La huella se hunde en la nieve fresca. El respiro en la cabaña del Cabo de la Plana permite una bocanada de aire. La subida al Puerto de Trigonier es dura. Más si se sabe que no se volverá atrás. Ese fue el camino que muchos aragoneses cruzaron en unas frenéticas semanas de 1938. Por allí, por Somport, por la Pez, por el Puerto Vielho, por el Portillón de Benás, centenares de paisanos se convertirían en refugiados escapando de la guerra, el fascismo y la muerte.

Otros salieron a Cataluña o a Valencia, de ahí a Francia, a Méjico, a Argel, recibidos con más o menos pena. Luego llegarían los campos de concentración, el hambre y el desprecio, la tristeza y la rabia, la legión como salvación, el horror de Mauthausen, los ideales del maquis, la resignación de la espera o el regreso callado. Todo exilio. Forzado. Aunque distaban unos kilómetros…

El periodista Sergio Sánchez transcribió en 'Des Aragonais' el testimonio de aquellos que cambiaron de vertiente del Pirineo para no volver jamás. Se quedaron en el Sur de Francia para siempre. Tan cerca y tan lejos.

Ahora Aragón abre sus puertas a otros que huyen de su guerra. Una que reconocemos en la palidez de su piel. El conflicto de Ucrania ha movilizado a la sociedad. Recogida de alimentos y materiales, donaciones, preparativos para los que llegarán, empresas organizando viajes para traerlos como si de una campaña de publicidad se tratase.

Deberíamos recibirlos a todos por solidaridad, por humanismo, por no ser como aquellos que no lo fueron con nuestros antepasados

Algunos esbozan que su aterrizaje puede ser una solución para la despoblación de las zonas rurales. Familias enteras, con niños, con necesidad de techo y pan en áreas que precisan de hombres, mujeres y jóvenes que nutran el colegio, la barra y la granja. El intercambio es fácil de conectar en un beneficio mutuo. Aprovechar la oportunidad que se negó hace un par de años a los oscuros e intrusos menas.

Deberíamos recibirlos a todos por solidaridad, por humanismo, por no ser como aquellos que no lo fueron con nuestros antepasados, esa humillación de los garrotazos goyescos al caer de una valla.

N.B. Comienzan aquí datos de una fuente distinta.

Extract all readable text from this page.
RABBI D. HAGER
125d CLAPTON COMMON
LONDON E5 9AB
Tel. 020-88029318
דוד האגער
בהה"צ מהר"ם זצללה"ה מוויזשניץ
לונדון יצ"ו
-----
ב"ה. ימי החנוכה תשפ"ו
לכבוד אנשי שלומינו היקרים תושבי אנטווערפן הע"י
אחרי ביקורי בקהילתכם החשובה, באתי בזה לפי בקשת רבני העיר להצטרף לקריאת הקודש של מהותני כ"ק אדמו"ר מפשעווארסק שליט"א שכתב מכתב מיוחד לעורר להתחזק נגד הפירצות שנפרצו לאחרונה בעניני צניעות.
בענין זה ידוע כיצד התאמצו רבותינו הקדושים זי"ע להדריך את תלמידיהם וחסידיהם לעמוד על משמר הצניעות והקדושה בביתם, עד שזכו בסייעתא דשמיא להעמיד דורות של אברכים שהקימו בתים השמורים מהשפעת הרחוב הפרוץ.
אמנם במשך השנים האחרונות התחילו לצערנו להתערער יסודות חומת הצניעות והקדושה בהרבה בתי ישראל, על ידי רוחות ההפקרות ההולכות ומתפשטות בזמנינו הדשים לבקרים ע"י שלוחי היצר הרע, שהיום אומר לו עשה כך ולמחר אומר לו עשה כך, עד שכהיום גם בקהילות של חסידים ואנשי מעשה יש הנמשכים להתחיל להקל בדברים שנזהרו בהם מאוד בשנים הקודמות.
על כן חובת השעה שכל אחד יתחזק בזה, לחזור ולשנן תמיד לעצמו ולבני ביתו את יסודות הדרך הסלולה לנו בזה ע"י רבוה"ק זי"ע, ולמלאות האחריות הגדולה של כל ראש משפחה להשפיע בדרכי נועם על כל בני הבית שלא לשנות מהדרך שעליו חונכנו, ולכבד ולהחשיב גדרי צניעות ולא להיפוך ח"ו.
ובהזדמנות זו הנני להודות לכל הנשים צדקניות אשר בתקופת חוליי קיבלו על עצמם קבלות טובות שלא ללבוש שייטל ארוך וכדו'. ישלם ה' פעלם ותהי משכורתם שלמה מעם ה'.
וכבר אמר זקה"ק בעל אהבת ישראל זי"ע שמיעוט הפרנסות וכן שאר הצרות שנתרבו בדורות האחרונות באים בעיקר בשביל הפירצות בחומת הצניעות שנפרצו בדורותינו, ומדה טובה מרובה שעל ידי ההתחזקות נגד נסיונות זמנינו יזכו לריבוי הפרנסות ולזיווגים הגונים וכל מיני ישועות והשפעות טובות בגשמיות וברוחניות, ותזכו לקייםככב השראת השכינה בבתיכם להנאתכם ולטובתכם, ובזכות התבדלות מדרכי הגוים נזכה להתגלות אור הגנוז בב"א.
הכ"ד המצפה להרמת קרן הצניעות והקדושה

La cuestión es si ese idílico mundo rural de acogida está preparado, tiene los recursos sociales, la vivienda, el tajo, la capacidad de asimilación, el futuro que necesitan estos refugiados a los que no debemos olvidar cuando la guerra deje de ser portada, siendo conscientes de que trayéndolos no termina su conflicto. Que ellos no vienen a remediar nuestros males. Que su mejor solución es no quedarse aquí para siempre, sino volver a su casa, a su vida, a su país en paz, regresar a ese puerto que no debería cruzar nadie nunca.